I'm afraid my answer won't satisfy you, but after hundreds of handwritten transcribed solos, I very rarely have attempted to notate swung eighths.
The reason is just it's too dependent on idiom and even players.
For example, a lot of post-bop players tend to even out their lines, rhythmically. Sometimes Wayne or Herbie or Chick or Miles or a lot of the more avant-garde players really don't swing their notes in the way most people would understand. At least not unless they want to.
But they still swing!
And, the tied triplet figure, to me, doesn't really capture GENERICALLY the trad jazz swing. Some of it depends on the metrical scheme: improvising over time in three is not going to be the same as a common time or cut time, as far as swing. And some of it depends on the exact line the performer is playing, which would depend from phrase to phrase.
In general, yes, but IMHO it shouldn't be used unthinkingly as a template.
You can get detailed transcribing, but IMHO it ends up looking like capturing a performance via MIDI and looking at the notes: music should be legible, IMHO.
But I have used it in some very fast passages, where when the music is slowed down, you can see the sort of patterns of subdivided thirty-second notes into sixteenth-note triplets and all kinds of stuff that's probably familiar to readers of "legit music" past a certain date in the early twentieth century.
It looks terrible on the page, generally, but my feeling at those times was, "Well, I spent all this time meticulously notating it, and nobody's going to read it except me, so it's fine!"

And 5-tuplets and the like abound all over the place in all kinds of jazz playing (I think one of the semi-technical words is "cramming" while improvising: as in a player just "crams" the notes in the interval of a beat or half a beat...I'm serious, that's the word I've heard used among musicians who transcribe, or even those who don't), not even getting into polyrhythms used by two-fisted pianists. Those should be notated correctly, IMHO.
I'm not suggesting to dumb it down, but the "swing feel" is really dependent on the (i) era (ii) idiom (iii) performer (iv) tempo (v) meter of the tune. Chick Corea doesn't exactly swing his eighth notes, in a lot of his most famous recordings, not in the way that earlier performers did, you know. Just nowhere near the triplet figure or the dotted eighth note.

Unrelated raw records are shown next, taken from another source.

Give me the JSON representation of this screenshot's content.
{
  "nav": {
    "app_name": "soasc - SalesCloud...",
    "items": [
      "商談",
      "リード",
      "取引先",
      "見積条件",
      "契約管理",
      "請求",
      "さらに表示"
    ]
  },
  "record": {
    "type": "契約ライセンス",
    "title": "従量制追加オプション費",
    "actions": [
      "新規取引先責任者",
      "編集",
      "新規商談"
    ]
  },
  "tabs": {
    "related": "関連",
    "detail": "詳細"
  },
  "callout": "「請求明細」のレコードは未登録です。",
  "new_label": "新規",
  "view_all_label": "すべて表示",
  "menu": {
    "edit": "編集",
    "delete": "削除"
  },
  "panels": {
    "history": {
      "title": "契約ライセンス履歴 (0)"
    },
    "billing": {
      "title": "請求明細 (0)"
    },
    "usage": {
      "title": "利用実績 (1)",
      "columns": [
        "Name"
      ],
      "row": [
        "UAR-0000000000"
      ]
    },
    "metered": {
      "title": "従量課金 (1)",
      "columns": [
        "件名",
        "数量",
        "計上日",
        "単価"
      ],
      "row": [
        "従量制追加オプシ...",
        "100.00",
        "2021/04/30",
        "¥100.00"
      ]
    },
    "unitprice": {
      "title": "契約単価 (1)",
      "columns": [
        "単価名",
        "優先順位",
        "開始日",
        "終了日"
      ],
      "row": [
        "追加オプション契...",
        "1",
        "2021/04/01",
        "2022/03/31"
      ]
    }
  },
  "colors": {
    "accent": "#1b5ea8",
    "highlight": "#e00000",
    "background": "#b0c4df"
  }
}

I will grant that those dotted eighth note or triplet figures (sorry Brits and Commonwealth people: I can never remember the quaver/semiquaver terminology) have their place, but I'd use that notation for something like a more gutbucket blues or something kind of churchy in 12/8 time or something like that.
ETA For the
OP's actual question: sure, that kind of notation captures some performances, at least close enough. Lester Young, or even in the tribute tune on the death of Lester Young, Charles Mingus's album track of "Goodbye Porkpie Hat." Those are pretty solid examples of that kind of feel, even though Lester Young did a lot of recordings and solos in his productive but brief career, and he can't be fitted into the scheme every time. Listen to the Mingus track with Horace Parlan on piano. Good ear-training as well, learn it correctly off the record. Maybe not a tune you'd play every day, but sometimes it's a good tune to know if you wake up feeling kind of bad and want to swing a bit.